The late economist Rudiger Dornbusch once predicted that tension between the existence of a single European currency and the retention of economic sovereignty by national governments would one day challenge the currency itself. His warning points to the most glaring similarity between the 1997 Asian crisis and today’s European emergency. In both cases, we see unfinished reforms and institutions, with political co-ordination lagging behind market integration. Mistrust is rife among governments as well as banks.
In 1997, Asian integration moved backwards, because the region’s leaders could not take collective action at a time of crisis. Europe today has several advantages over Asia in 1997. Its real economy, its bond market, its transparency and governance are in far better shape. It even has a single currency and what could become a unified European central bank. Yet Europeans are repeating the mistakes of Asians 10 years ago. Angela Merkel, the German chancellor, may have been right to worry about her voters when she guaranteed deposits in German banks.
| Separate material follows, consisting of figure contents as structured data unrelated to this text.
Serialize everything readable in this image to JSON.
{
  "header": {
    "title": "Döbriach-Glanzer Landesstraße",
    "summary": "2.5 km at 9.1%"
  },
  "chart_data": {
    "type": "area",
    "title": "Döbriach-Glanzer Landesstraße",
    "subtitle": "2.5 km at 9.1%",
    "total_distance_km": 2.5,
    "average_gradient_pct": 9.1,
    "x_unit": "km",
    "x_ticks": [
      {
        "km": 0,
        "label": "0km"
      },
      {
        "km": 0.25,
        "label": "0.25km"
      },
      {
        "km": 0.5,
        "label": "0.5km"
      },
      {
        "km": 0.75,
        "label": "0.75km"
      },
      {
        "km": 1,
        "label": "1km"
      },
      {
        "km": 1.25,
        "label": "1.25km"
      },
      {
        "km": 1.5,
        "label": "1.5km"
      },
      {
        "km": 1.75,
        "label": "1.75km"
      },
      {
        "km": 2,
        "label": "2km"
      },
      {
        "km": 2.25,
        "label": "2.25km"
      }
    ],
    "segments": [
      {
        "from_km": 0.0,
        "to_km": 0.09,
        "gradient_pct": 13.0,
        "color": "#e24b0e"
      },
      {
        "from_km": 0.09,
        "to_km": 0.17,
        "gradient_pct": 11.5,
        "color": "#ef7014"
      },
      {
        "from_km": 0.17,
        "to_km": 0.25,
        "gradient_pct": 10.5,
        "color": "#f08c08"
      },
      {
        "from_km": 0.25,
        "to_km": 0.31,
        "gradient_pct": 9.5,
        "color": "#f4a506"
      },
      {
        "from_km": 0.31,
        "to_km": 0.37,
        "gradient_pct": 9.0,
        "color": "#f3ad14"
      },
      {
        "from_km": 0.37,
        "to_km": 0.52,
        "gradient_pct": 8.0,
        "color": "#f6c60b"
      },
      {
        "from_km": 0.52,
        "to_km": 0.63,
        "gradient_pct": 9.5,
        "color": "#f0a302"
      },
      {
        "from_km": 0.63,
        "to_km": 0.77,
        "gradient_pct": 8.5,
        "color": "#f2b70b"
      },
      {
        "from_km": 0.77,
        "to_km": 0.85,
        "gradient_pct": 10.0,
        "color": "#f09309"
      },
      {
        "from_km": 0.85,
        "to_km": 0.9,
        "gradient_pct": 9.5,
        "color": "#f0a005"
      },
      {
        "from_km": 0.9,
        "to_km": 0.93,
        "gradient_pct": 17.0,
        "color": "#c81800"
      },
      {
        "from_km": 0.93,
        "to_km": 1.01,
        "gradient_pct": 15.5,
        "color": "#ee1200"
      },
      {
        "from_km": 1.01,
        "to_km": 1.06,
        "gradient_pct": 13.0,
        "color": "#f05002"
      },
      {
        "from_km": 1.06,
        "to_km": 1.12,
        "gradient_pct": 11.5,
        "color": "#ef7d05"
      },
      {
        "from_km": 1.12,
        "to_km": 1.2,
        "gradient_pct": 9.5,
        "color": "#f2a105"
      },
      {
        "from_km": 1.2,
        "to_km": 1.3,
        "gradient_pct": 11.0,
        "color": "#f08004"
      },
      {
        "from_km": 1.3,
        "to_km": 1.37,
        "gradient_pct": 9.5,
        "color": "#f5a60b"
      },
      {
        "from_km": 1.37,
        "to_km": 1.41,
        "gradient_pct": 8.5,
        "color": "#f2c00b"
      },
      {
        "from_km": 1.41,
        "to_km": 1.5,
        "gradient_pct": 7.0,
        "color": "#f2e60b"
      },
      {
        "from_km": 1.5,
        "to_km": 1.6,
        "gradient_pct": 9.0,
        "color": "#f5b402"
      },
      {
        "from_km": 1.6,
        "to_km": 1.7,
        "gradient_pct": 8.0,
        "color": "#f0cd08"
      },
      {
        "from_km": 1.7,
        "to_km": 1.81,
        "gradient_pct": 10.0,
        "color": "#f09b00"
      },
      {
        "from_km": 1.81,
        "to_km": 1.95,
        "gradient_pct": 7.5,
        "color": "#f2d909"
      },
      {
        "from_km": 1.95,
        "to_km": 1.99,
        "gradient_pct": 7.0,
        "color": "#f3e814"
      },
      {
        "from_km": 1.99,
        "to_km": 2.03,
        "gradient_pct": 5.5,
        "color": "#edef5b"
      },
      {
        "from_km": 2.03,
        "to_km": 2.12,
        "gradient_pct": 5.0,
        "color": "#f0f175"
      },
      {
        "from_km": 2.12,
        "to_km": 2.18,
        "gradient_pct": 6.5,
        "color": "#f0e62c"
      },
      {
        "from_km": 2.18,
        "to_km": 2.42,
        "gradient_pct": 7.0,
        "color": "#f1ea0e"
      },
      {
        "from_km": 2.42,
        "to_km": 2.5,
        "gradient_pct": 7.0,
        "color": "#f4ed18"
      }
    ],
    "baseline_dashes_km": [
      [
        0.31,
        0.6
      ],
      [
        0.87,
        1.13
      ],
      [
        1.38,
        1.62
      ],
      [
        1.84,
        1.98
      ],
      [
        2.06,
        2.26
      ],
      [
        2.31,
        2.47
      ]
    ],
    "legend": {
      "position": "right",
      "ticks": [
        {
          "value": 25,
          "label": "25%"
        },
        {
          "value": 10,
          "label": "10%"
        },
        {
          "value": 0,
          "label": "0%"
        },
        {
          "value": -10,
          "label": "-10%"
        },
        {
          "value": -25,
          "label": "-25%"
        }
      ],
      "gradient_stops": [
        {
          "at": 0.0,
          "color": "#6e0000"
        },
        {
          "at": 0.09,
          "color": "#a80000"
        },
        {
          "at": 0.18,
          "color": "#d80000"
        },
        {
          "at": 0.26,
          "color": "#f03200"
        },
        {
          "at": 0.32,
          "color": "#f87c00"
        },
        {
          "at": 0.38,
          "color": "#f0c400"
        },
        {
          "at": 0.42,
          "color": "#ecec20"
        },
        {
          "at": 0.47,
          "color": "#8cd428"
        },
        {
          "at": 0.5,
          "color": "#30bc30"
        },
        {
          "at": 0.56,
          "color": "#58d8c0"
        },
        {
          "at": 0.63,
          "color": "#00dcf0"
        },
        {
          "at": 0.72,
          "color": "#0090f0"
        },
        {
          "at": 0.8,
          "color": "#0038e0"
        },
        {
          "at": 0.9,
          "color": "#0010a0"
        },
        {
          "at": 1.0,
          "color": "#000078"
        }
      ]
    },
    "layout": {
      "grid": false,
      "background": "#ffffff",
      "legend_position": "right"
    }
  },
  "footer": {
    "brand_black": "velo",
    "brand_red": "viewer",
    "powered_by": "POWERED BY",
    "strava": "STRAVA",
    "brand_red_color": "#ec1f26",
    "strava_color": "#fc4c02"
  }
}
But by raising the drawbridge on the rest of Europe, she is creating exactly the kind of hazard that Japan, Asia’s biggest financial system, produced when it withdrew from Asia.
Even if global action by many central banks saves the day, Europe will have taken a step backwards: beggar they neighbour financial rescues by each nation and the renationalisation of banking systems weakens trust in the euro and European integration. Yet crises are also opportunities for political creativity. Europeans should seize this exceptional opportunity to expand the ECB’s mandate. The best way to keep ahead of speculation would be to create a European financial strike force – taking over capital and/or loaning liquidity to banks, not necessarily cancelling liabilities – and placing it out of reach of each country’s national interest. It took Congress a week to pass the Paulson plan. How long will it take European governments to take the collective initiative?